I am trying to set up a network to train on fMRI task data (sequential volumes) along side with T1 (single volume). fMRI data has 1200 volumes for one single subject. What is a smart and efficient way to set up this data loader to avoid memory issues? Help me brain storming on this.
Thank you in advance,
It depends on you resources. The fastest way is always using numpy arrays with memory map but ofc that’s raw data and you need hard disk to store it. If your data is compressed then you will have to pay the price of reading and decoding.

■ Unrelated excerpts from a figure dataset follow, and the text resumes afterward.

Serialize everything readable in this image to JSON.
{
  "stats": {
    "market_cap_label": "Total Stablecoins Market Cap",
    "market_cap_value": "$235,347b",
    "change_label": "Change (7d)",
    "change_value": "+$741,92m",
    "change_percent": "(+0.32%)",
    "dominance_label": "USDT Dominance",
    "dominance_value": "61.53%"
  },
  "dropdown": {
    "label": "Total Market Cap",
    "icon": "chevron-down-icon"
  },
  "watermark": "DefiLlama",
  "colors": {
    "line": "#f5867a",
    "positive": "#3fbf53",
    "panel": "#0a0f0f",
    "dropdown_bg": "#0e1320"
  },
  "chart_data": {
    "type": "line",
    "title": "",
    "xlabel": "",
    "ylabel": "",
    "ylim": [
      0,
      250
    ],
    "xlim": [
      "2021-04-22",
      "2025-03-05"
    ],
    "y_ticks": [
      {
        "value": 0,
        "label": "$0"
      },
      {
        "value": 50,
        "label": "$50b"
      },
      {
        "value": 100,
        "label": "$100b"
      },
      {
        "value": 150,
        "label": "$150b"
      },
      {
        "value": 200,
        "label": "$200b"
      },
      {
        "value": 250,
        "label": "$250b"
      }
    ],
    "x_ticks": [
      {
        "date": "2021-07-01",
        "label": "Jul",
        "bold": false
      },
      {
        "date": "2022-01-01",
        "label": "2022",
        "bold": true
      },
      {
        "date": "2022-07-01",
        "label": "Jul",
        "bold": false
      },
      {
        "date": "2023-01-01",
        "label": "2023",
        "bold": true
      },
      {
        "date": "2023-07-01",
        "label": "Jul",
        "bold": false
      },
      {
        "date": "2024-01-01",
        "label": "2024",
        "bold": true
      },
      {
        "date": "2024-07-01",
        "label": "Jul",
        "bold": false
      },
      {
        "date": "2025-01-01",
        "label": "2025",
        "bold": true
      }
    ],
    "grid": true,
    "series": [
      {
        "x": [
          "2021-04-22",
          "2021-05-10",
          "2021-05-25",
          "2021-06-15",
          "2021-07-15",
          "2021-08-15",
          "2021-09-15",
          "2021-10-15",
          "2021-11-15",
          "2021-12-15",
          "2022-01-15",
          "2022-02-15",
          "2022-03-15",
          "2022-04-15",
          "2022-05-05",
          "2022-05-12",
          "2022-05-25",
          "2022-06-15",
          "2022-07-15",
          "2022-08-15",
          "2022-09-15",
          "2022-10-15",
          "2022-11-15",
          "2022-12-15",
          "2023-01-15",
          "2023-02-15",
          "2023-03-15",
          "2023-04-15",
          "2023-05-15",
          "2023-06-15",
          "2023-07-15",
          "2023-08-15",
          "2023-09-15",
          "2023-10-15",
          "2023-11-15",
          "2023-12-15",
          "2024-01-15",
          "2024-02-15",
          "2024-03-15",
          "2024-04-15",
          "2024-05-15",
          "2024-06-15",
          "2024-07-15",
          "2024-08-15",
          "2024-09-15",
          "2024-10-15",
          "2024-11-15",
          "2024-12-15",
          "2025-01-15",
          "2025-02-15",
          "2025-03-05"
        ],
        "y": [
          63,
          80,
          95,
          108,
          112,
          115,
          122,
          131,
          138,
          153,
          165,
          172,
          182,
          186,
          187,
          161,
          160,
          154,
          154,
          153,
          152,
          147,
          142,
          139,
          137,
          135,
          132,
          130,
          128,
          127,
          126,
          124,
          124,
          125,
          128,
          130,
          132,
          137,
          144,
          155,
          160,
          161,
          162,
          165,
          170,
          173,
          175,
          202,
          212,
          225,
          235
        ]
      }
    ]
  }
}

If your data is too big to fit in memory. You can use a Dataset/Dataloader similar to what is used for Imagenet: Every time a sample is needed, it is read on the disk, preprocessed then returned. The dataloader
num_workers argument allow you to have multiple processes doing this loading/preprocessing on the side to make sure it is not a bottleneck.
In particular, you can implement your own torch.utils.data.Dataset. Which requires to implement a
__getitem__ to retrieve one sample from your dataset and
__len__ that tells the length of your dataset.
You should do loading and any required preprocessing in the
__getitem__ method and return one sample ready to be forwarded in your network.
Then you can use the basic dataloader with few workers to make that dataset loading parallel ! Note that you should experiment with the number of workers and find the best one by experiment.